One memorable feature was its dual-range gearbox. Alongside the conventional four-speed shifter was a second lever offering ‘Power’ or ‘Economy’ – in effect a transfer lever offering high and now ratios, which you could swap between depending on your mood. The general consensus within the media was that it was a gimmick, and of absolutely no advantage over a standard five-speed gearbox. But never underestimate the power of marketing an ‘eight-speed’ gearbox.
In 1982, a turbocharged version was unleashed on the unsuspecting world. This was Colt’s entrant in the burgeoning GTI market, and like many of its contemporaries, such as the MG Metro and Renault 5, relied on forced induction to up the power. Engine capacity remained at 1410cc, but power was boosted to a more useful 105bhp, making it one of the faster entrants in the junior GTI set.
However, in a crowded market, dominated by the Ford Escort and Fiesta XR2/XR3, the MG Metros and Volkswagen Golf GTI, the perky little Mitsubishi didn’t really get a look in. The Colt Turbo failed to shine, and despite excellent build quality and a fair slice of showroom appeal, it sunk without a trace.
And since the 1400 Turbo, Mitsubishi’s showing on the performance car scene has been somewhat patchy. Its contemporary, the Lancer 2000 Turbo was also a bit of a commercial dud, but did come back in later years to become something of a cult in the form of the Lancer Evo. The Starion (named after the Star of Orion, okay?) fared better and was a strong player in the big coupé market – and is still seen as something of a cult car, even today.
The Colt Turbo’s replacements, however, failed to gain the same recognition. Who remembers the 1990s Colt GTI today? Or indeed the current car (which is actually a lot of fun to drive)?
And that’s probably why the short-lived 1982-1984 car doesn’t get the recognition it deserves.
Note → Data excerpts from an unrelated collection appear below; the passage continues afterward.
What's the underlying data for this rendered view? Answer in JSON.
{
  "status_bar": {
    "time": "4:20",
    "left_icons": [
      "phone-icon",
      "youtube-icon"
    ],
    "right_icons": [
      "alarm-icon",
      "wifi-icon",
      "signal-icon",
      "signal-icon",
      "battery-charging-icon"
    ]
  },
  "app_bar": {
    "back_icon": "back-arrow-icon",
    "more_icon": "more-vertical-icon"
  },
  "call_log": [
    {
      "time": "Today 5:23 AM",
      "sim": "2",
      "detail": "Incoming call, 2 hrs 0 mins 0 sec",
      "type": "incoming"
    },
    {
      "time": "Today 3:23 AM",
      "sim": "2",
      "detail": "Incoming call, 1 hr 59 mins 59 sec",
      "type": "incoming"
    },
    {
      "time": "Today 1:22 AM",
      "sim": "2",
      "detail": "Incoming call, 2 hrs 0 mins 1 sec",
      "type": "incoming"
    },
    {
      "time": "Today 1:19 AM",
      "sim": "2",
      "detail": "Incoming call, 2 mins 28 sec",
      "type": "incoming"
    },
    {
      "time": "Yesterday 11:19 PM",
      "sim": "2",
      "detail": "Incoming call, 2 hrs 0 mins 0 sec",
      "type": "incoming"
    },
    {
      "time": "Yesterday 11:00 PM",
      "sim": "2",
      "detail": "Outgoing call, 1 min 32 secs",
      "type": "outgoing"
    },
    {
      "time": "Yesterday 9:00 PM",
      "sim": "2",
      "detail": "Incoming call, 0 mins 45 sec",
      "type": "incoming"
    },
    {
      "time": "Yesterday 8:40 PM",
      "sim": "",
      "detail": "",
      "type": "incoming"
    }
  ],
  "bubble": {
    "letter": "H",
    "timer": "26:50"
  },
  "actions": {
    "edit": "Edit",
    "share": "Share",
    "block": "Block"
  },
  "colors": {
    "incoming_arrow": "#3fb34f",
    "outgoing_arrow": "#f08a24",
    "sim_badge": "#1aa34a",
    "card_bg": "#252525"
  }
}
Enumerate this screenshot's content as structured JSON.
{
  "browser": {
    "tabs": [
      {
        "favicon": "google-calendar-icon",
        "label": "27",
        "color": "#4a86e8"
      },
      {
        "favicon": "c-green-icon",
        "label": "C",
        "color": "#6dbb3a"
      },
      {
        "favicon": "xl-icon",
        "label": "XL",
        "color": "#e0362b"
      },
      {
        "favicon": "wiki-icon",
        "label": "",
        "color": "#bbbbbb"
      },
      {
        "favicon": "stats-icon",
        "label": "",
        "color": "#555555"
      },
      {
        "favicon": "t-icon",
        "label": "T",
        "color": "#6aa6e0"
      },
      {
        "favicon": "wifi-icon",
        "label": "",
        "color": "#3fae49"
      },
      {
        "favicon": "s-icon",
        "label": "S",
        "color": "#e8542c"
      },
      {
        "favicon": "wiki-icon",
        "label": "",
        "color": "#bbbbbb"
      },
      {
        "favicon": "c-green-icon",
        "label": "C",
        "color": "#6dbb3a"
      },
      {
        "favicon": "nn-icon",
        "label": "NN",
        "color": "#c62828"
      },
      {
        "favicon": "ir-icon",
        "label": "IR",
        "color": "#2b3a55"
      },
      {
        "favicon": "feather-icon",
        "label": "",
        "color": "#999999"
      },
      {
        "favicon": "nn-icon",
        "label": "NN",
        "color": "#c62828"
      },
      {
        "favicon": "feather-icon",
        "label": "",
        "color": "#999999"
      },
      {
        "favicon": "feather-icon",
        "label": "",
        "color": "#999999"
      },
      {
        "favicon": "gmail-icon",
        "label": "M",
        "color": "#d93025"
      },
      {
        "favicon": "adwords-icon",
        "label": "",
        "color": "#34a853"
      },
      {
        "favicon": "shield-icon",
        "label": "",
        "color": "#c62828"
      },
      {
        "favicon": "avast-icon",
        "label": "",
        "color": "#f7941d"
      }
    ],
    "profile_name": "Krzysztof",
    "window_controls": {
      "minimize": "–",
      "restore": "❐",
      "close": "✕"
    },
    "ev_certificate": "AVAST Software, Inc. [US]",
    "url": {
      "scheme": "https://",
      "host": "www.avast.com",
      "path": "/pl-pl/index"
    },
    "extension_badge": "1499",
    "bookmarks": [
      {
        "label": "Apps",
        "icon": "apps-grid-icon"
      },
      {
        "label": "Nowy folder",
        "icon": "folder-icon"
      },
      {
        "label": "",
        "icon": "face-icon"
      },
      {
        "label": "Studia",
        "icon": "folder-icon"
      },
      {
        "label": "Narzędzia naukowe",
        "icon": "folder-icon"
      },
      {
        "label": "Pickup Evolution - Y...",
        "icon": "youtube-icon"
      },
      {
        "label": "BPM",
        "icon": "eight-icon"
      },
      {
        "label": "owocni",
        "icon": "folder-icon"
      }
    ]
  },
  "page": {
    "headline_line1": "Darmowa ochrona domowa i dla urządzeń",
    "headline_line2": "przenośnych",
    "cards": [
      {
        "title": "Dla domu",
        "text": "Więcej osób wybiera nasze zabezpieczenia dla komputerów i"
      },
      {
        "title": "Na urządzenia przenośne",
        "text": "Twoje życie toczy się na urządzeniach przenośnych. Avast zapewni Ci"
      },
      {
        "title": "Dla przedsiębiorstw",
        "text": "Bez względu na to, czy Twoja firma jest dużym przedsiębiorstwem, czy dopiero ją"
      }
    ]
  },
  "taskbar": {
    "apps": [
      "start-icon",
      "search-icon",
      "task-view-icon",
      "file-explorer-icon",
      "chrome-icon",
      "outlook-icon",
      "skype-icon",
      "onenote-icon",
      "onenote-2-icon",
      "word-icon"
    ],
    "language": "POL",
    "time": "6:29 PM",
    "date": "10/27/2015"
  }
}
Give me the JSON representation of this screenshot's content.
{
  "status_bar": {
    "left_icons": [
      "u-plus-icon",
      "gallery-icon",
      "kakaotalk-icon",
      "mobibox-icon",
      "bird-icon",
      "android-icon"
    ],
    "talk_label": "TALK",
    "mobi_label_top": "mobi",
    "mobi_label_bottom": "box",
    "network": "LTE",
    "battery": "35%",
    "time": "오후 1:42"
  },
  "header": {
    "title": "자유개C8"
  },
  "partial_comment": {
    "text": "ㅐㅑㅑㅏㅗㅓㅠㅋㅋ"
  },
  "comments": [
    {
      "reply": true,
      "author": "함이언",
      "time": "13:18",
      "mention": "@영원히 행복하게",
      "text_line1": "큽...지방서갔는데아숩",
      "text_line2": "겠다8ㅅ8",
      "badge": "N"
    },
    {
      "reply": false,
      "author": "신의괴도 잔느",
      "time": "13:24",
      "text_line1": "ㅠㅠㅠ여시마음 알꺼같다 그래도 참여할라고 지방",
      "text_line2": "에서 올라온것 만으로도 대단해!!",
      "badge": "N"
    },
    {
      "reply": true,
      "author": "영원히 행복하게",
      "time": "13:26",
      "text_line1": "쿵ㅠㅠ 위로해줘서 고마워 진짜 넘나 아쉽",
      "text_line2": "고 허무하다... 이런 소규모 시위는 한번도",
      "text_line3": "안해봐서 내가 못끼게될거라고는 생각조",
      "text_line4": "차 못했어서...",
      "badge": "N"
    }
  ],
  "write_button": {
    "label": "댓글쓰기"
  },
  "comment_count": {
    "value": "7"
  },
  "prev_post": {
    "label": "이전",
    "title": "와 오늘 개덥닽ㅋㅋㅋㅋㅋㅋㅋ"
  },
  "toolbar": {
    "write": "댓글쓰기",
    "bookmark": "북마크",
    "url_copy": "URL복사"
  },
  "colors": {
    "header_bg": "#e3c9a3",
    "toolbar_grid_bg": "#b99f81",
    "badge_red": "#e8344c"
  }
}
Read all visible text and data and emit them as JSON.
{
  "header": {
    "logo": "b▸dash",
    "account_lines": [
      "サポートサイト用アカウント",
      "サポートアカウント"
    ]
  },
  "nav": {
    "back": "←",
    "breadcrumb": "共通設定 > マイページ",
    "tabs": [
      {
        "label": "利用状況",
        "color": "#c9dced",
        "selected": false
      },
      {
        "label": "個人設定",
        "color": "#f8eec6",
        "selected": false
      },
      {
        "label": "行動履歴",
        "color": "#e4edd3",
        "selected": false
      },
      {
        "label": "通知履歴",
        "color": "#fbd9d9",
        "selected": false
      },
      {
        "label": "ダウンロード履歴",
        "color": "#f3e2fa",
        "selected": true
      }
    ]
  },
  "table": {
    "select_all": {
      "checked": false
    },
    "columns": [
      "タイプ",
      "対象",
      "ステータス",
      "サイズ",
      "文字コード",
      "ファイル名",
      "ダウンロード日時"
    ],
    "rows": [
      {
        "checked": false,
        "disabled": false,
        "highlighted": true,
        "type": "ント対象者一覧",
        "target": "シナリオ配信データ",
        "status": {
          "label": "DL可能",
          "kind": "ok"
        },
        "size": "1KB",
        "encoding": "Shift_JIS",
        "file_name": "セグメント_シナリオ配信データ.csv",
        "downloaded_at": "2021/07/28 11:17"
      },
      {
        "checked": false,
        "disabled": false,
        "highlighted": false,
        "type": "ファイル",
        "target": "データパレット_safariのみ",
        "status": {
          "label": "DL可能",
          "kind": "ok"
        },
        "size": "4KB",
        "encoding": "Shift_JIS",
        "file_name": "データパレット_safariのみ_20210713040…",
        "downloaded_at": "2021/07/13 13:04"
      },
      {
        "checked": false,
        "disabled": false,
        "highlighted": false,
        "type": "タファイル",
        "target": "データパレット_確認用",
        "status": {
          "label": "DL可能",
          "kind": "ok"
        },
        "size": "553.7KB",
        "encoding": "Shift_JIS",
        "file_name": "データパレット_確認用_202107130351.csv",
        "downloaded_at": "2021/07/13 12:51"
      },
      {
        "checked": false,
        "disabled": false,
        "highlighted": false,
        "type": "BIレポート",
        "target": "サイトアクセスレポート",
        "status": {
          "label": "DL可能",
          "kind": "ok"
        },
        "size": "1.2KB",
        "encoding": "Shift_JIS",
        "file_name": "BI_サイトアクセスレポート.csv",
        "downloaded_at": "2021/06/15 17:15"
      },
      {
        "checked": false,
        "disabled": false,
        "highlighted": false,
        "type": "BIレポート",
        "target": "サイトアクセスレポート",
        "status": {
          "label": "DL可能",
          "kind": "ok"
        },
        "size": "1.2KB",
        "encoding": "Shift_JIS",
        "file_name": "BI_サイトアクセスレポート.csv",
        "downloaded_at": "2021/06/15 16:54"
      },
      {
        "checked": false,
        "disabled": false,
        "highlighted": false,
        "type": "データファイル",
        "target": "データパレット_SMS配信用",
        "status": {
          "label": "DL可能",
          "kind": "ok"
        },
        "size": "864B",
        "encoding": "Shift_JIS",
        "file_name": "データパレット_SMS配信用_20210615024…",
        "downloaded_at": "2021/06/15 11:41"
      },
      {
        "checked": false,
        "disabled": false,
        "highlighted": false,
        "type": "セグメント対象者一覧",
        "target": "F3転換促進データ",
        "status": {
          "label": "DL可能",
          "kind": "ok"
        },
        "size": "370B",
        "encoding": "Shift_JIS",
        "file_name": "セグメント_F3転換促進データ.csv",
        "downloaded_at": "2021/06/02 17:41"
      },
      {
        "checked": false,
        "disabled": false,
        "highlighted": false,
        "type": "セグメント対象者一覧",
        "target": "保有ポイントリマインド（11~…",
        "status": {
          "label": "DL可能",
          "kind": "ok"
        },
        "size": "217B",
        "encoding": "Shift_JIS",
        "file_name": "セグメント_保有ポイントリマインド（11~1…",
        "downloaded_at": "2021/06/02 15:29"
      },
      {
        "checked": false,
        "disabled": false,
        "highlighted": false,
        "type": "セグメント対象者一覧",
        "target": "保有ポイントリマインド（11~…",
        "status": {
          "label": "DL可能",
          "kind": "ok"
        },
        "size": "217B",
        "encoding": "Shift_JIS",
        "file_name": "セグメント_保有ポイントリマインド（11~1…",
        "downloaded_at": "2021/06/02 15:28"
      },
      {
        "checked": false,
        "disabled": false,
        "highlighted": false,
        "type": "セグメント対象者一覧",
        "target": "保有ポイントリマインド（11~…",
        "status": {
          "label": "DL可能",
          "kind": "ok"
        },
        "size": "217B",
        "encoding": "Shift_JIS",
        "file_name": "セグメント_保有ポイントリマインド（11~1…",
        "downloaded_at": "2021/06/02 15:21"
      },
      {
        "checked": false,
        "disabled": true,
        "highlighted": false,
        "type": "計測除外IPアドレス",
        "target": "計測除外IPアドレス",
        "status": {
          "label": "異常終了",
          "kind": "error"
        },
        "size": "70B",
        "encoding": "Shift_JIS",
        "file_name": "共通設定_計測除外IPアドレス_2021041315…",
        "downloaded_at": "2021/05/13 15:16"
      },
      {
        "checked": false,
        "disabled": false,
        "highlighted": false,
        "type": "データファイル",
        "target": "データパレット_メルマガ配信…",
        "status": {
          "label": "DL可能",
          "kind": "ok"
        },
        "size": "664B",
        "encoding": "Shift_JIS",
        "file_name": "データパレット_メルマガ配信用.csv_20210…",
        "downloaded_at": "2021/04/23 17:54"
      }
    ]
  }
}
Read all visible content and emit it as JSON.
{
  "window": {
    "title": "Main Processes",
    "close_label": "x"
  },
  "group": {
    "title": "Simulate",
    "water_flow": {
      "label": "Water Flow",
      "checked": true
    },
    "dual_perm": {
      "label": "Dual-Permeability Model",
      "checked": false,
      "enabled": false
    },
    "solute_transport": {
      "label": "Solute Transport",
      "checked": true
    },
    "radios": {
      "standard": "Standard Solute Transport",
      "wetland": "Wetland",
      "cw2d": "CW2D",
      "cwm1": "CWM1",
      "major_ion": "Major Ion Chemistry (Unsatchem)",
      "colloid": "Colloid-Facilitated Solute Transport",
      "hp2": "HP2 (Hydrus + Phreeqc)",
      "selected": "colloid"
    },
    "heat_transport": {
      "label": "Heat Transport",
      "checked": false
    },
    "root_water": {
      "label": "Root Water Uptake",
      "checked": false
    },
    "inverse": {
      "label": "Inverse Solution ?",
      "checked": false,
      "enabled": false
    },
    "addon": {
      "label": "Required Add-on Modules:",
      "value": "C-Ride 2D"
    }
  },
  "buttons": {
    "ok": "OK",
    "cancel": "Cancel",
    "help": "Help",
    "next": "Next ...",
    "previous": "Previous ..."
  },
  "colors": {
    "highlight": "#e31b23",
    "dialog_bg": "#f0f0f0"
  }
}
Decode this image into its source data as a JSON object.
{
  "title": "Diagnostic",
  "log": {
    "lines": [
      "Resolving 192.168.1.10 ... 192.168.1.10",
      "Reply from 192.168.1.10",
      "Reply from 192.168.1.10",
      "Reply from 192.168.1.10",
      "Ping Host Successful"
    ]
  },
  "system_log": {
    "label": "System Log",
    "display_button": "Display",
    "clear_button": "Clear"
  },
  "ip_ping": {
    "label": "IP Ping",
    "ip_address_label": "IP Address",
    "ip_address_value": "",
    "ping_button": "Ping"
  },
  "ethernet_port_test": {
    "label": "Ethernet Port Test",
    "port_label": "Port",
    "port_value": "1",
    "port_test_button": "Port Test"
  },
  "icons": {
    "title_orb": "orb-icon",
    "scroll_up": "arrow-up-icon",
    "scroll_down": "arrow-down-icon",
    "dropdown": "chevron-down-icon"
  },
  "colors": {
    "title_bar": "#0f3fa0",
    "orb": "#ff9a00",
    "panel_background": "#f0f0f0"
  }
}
And that it’s as long ago as 2003 that the final 1400 Turbo shuffled off this mortal coil to the great scrapyard in the sky.
Unless of course, cars have been subsequently been brought in on the back of the J-Tin movement in recent years… We found out after the first In Memoriam piece on the Alfa Romeo ARNA that there is indeed at least one example left on the UK roads, as it won a concours award at the 2011 AROC national rally!